Two high-performance rigs coming to the Bakken.
The rush to tap into these gas-rich formations is proving a bonanza for Tulsa, Okla.-based Helmerich & Payne, the dominant supplier of high-performance drilling rigs able to extract gas from the shale pockets. Last month, Helmerich & Payne announced plans to build 16 high-performance rigs, many under multiyear contracts commanding day rates in the mid-$20,000s to service the most promising oil and gas shale basins in the U.S. The latest orders bring the company's total to 19 rigs for this fiscal year, ending Sept. 30, 2010.
Again, note: this article is two years old. It is being placed here for archival purposes.

Monday, January 23, 2012

What's a Brand Worth? How Much Does a Bakken Well Cost? Enquiring Minds Want to Know

This is what blogging is all about.

I would never pay attention to some of these stories if I wasn't blogging.

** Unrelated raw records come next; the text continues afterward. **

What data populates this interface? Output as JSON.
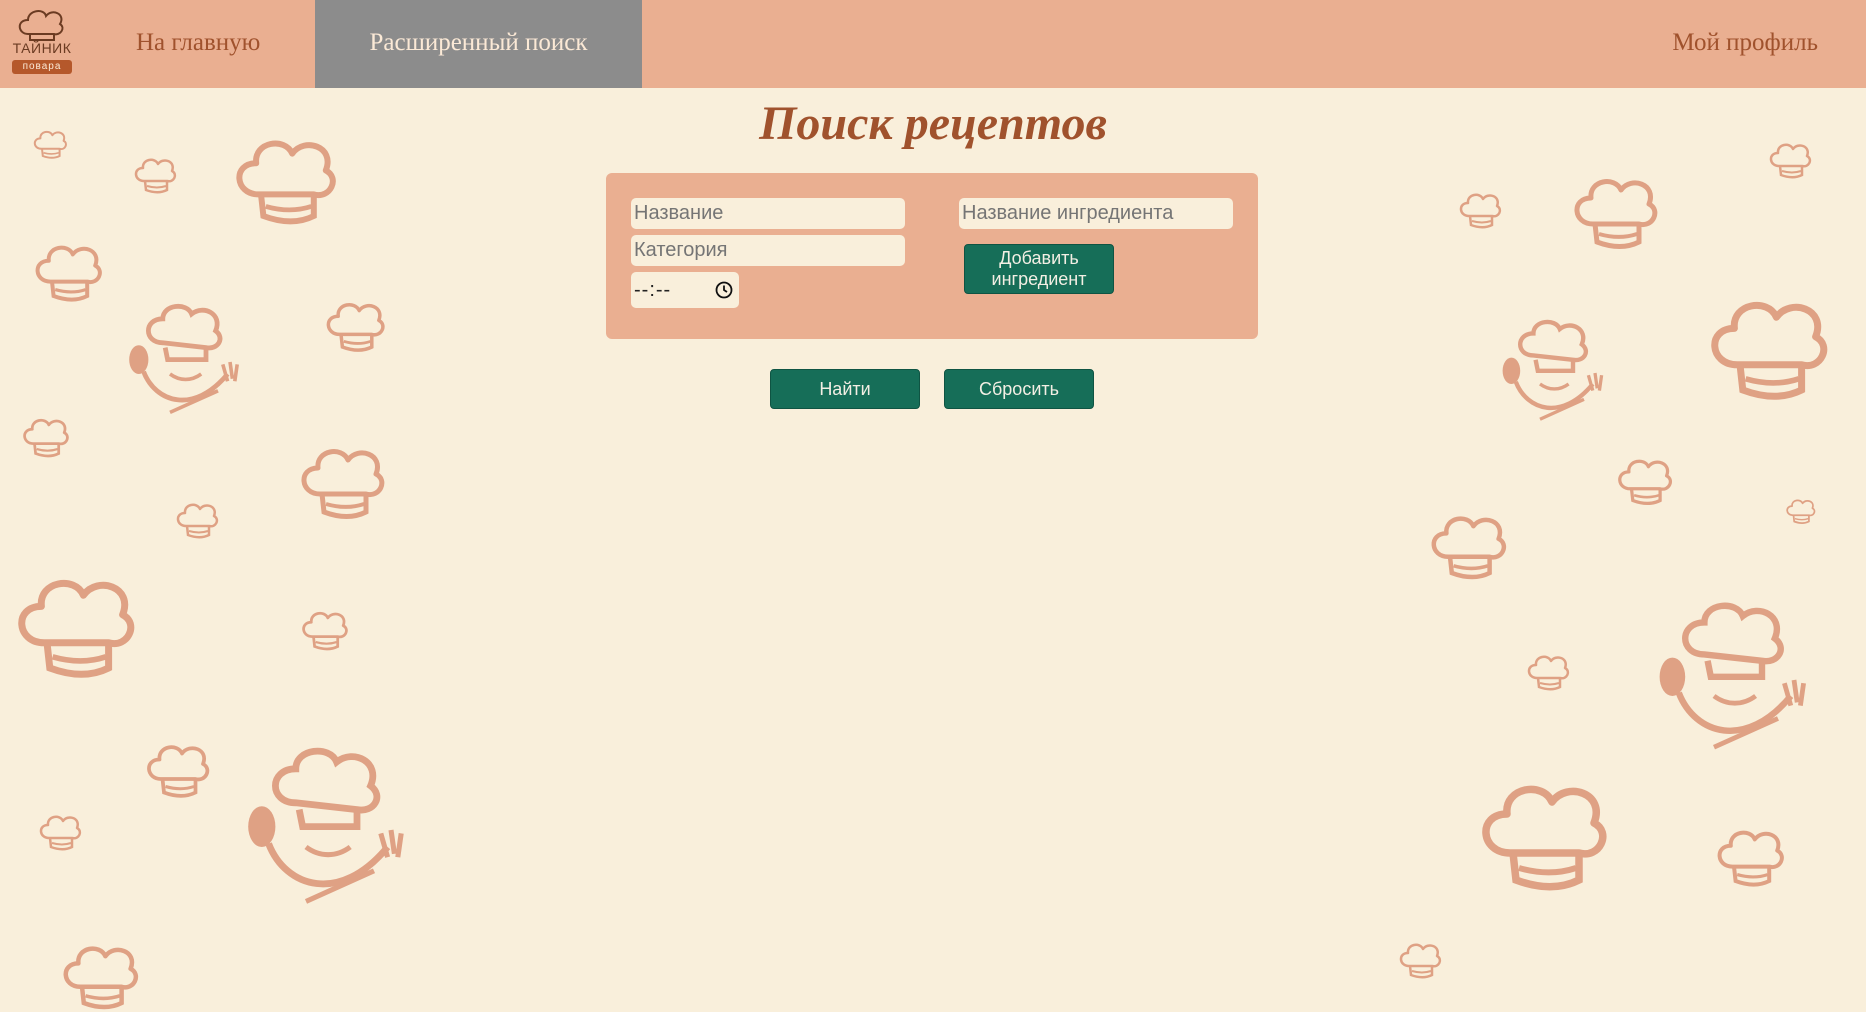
{
  "logo": {
    "line1": "ТАЙНИК",
    "line2": "повара"
  },
  "nav": {
    "home": "На главную",
    "advanced_search": "Расширенный поиск",
    "profile": "Мой профиль"
  },
  "page": {
    "title": "Поиск рецептов"
  },
  "form": {
    "name_placeholder": "Название",
    "category_placeholder": "Категория",
    "ingredient_placeholder": "Название ингредиента",
    "time_value": "--:--",
    "add_ingredient_label": "Добавить ингредиент"
  },
  "actions": {
    "find": "Найти",
    "reset": "Сбросить"
  },
  "colors": {
    "background": "#f9efdb",
    "nav_bar": "#eaaf91",
    "nav_active": "#8c8c8c",
    "accent_text": "#a0522d",
    "button": "#166e58"
  },
  "icons": {
    "logo": "chef-hat-icon",
    "time": "clock-icon",
    "decoration": "chef-hat-icon"
  }
}
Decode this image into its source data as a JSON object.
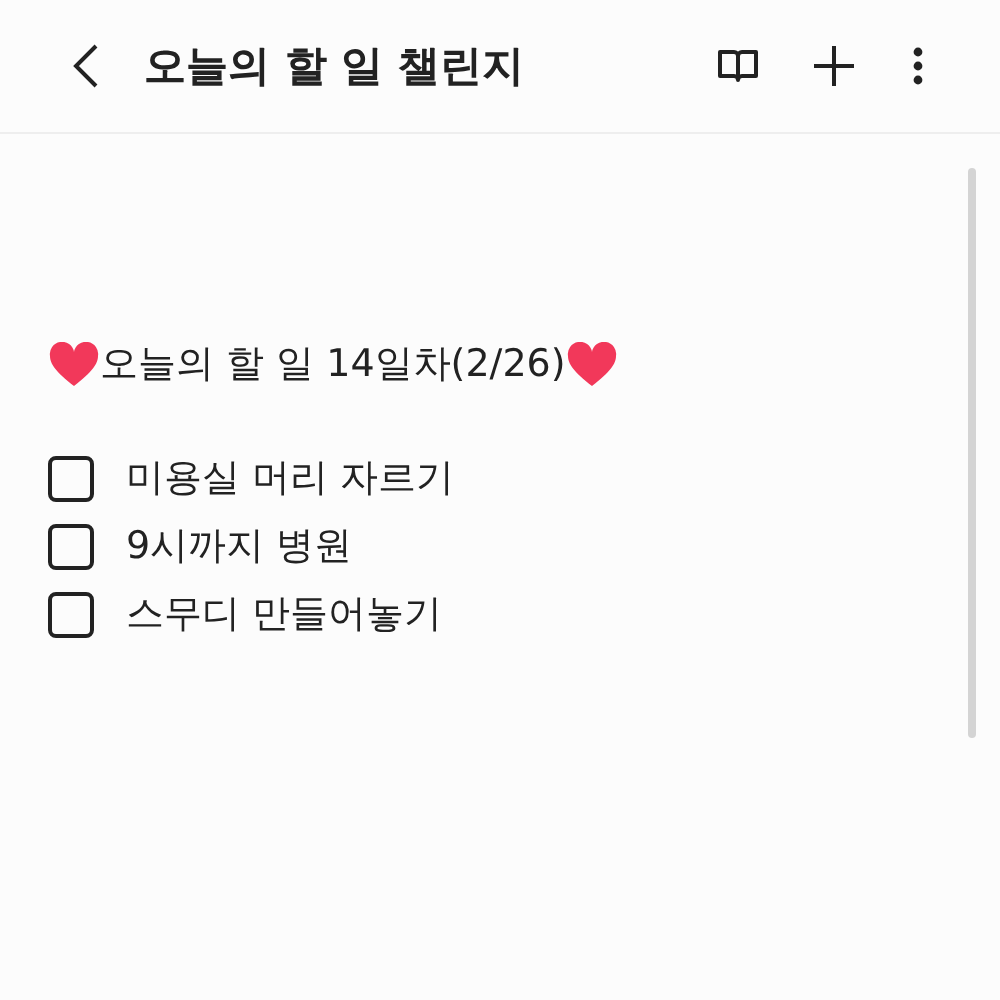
{
  "header": {
    "title": "오늘의 할 일 챌린지"
  },
  "note": {
    "heading": "오늘의 할 일 14일차(2/26)",
    "items": [
      {
        "text": "미용실 머리 자르기",
        "checked": false
      },
      {
        "text": "9시까지 병원",
        "checked": false
      },
      {
        "text": "스무디 만들어놓기",
        "checked": false
      }
    ]
  }
}
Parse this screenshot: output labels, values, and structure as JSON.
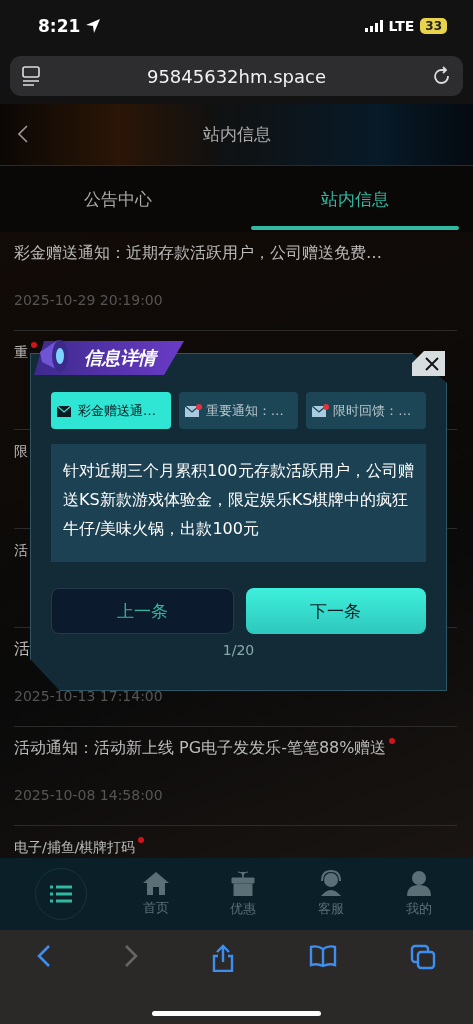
{
  "status_bar": {
    "time": "8:21",
    "network": "LTE",
    "battery": "33"
  },
  "address_bar": {
    "url": "95845632hm.space"
  },
  "header": {
    "title": "站内信息"
  },
  "tabs": [
    {
      "label": "公告中心",
      "selected": false
    },
    {
      "label": "站内信息",
      "selected": true
    }
  ],
  "messages": [
    {
      "title": "彩金赠送通知：近期存款活跃用户，公司赠送免费…",
      "date": "2025-10-29 20:19:00",
      "unread": false
    },
    {
      "title": "重",
      "unread": true
    },
    {
      "title": "限"
    },
    {
      "title": "活"
    },
    {
      "title": "活",
      "date": "2025-10-13 17:14:00"
    },
    {
      "title": "活动通知：活动新上线 PG电子发发乐-笔笔88%赠送",
      "date": "2025-10-08 14:58:00",
      "unread": true
    },
    {
      "title": "电子/捕鱼/棋牌打码",
      "unread": true
    }
  ],
  "dialog": {
    "title": "信息详情",
    "tabs": [
      {
        "label": "彩金赠送通…",
        "selected": true,
        "unread": false
      },
      {
        "label": "重要通知：…",
        "selected": false,
        "unread": true
      },
      {
        "label": "限时回馈：…",
        "selected": false,
        "unread": true
      }
    ],
    "body": "针对近期三个月累积100元存款活跃用户，公司赠送KS新款游戏体验金，限定娱乐KS棋牌中的疯狂牛仔/美味火锅，出款100元",
    "buttons": [
      {
        "label": "上一条",
        "kind": "secondary"
      },
      {
        "label": "下一条",
        "kind": "primary"
      }
    ],
    "page": "1/20"
  },
  "bottom_nav": [
    {
      "label": "首页",
      "kind": "home"
    },
    {
      "label": "优惠",
      "kind": "gift"
    },
    {
      "label": "客服",
      "kind": "support"
    },
    {
      "label": "我的",
      "kind": "user"
    }
  ]
}
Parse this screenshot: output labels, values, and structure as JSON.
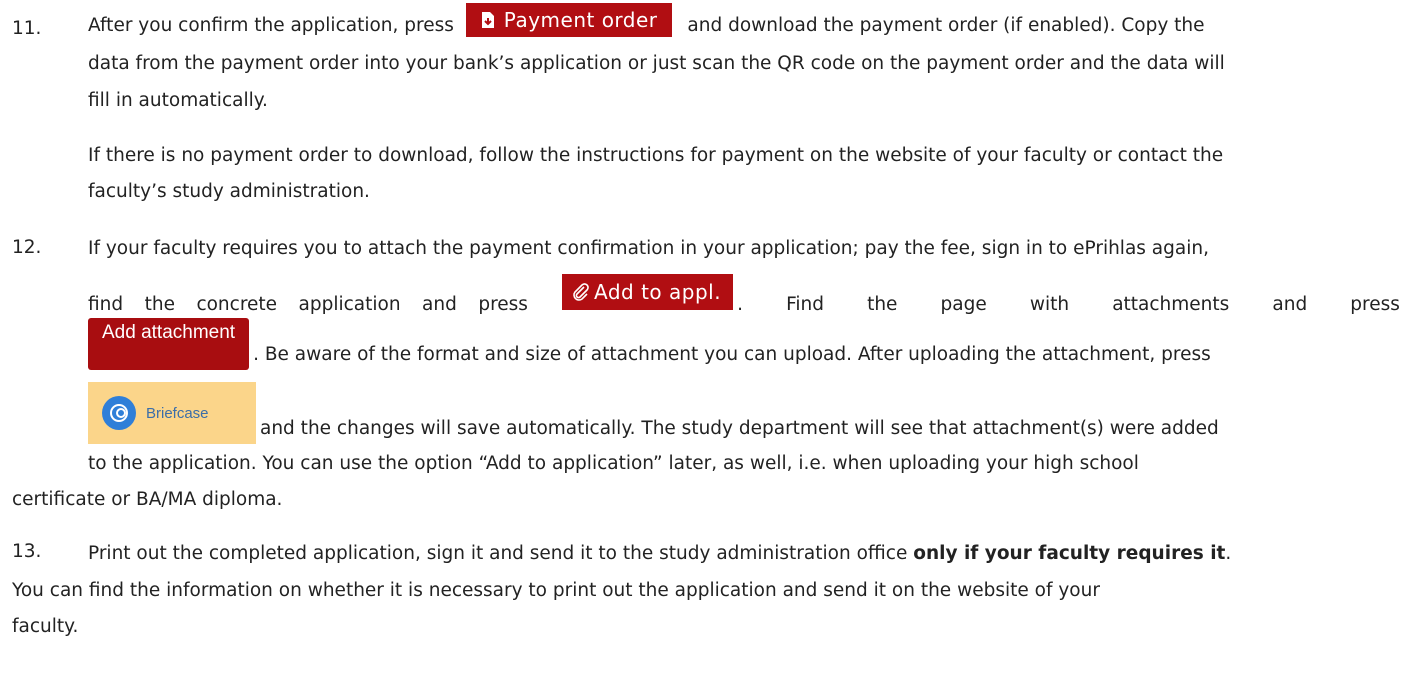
{
  "item11": {
    "number": "11.",
    "pre_button": "After you confirm the application, press",
    "payment_button_label": "Payment order",
    "post_button": "and download the payment order (if enabled). Copy the",
    "line2": "data from the payment order into your bank’s application or just scan the QR code on the payment order and the data will",
    "line3": "fill in automatically.",
    "note_line1": "If there is no payment order to download, follow the instructions for payment on the website of your faculty or contact the",
    "note_line2": "faculty’s study administration."
  },
  "item12": {
    "number": "12.",
    "line1": "If your faculty requires you to attach the payment confirmation in your application; pay the fee, sign in to ePrihlas again,",
    "find_words": [
      "find",
      "the",
      "concrete",
      "application",
      "and",
      "press"
    ],
    "add_to_appl_label": "Add to appl.",
    "after_add_words": [
      ".",
      "Find",
      "the",
      "page",
      "with",
      "attachments",
      "and",
      "press"
    ],
    "add_attachment_label": "Add attachment",
    "after_attachment": ". Be aware of the format and size of attachment you can upload. After uploading the attachment, press",
    "briefcase_label": "Briefcase",
    "after_briefcase": "and the changes will save automatically. The study department will see that attachment(s) were added",
    "line_to_app": "to the application. You can use the option “Add to application” later, as well, i.e. when uploading your high school",
    "line_cert": "certificate or BA/MA diploma."
  },
  "item13": {
    "number": "13.",
    "line1_pre": "Print out the completed application, sign it and send it to the study administration office",
    "line1_bold": "only if your faculty requires it",
    "line1_post": ".",
    "line2": "You can find the information on whether it is necessary to print out the application and send it on the website of your",
    "line3": "faculty."
  },
  "colors": {
    "button_red": "#b10e12",
    "briefcase_bg": "#fbd58a",
    "briefcase_icon": "#2f7fd8"
  }
}
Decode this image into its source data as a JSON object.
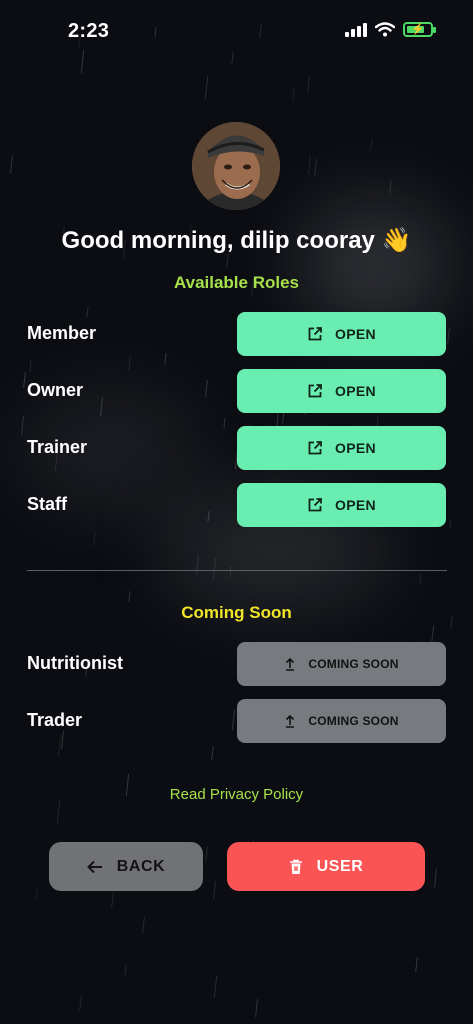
{
  "status_bar": {
    "time": "2:23",
    "battery_level": 0.78
  },
  "profile": {
    "greeting": "Good morning, dilip cooray 👋"
  },
  "available_roles": {
    "title": "Available Roles",
    "items": [
      {
        "label": "Member",
        "button_label": "OPEN",
        "icon": "open-in-new-icon"
      },
      {
        "label": "Owner",
        "button_label": "OPEN",
        "icon": "open-in-new-icon"
      },
      {
        "label": "Trainer",
        "button_label": "OPEN",
        "icon": "open-in-new-icon"
      },
      {
        "label": "Staff",
        "button_label": "OPEN",
        "icon": "open-in-new-icon"
      }
    ]
  },
  "coming_soon": {
    "title": "Coming Soon",
    "items": [
      {
        "label": "Nutritionist",
        "button_label": "COMING SOON",
        "icon": "upload-arrow-icon"
      },
      {
        "label": "Trader",
        "button_label": "COMING SOON",
        "icon": "upload-arrow-icon"
      }
    ]
  },
  "privacy_link": "Read Privacy Policy",
  "footer": {
    "back_label": "BACK",
    "back_icon": "arrow-left-icon",
    "user_label": "USER",
    "user_icon": "trash-icon"
  },
  "colors": {
    "background": "#0b0d12",
    "open_button": "#69edb1",
    "coming_soon_button": "#777a7e",
    "available_title": "#a6e04a",
    "coming_soon_title": "#f0e528",
    "back_button": "#707276",
    "user_button": "#fb5454",
    "battery": "#4cd964"
  }
}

People talk about the value of a brand name: what Coca-Cola is worth? What is Apple worth? Just the brand name? 

What is the value to an oil exploration and production company to say they are in the Bakken? I have no idea, but a headline story in Rigzone.com today: Magnolia Petroleum Plc announced an update on the two  Eckelberg wells in the Bakken today, suggests that it means something.

Magnolia is participating with Marathon who is the operator of these two wells.

How much participation does Magnolia have in these two wells?  Drum roll....
  • Eckelberg 14-23H infill well in Dunn County, North Dakota (0.53367 percent working interest) in partnership with Marathon Oil Company, located in Sections 14 & 23-146N-93W.
  • Eckelberg 14-23TFH infill well in Dunn County, North Dakota (0.53367 percent working interest) in partnership with Marathon Oil Company drilling to the Three Forks Sanish Formation using the same pad as the above well.
Yes, that was a cut and paste, so no typographical error: Magnolia has half a percent working interest in each of these two wells. Half a percent interest and it rates a front page story in Rigzone. Am I missing something?

Ok, so that's the value of the "Bakken" name.

But we get a bit more from that article. We learn what a Bakken well costs these days.
  • The first well is drilling to the Middle Bakken Sandstone interval and is expected to be completed with a 30 stage frac at a cost to Magnolia of approximately US $43,232.
  • The second well is expected to be completed with a 30 stage frac at a cost to Magnolia of approximately US $44,933.
Rounding, that totals $90,000. Rounding, Magnolia has 1 percent interest in these two wells. A 30-stage Bakken well these days is budgeted for $9,000,000.

My third grade granddaughter is learning how to use "estimation" in math; the Bakken is providing a great opportunity to show how rounding makes things easier to follow.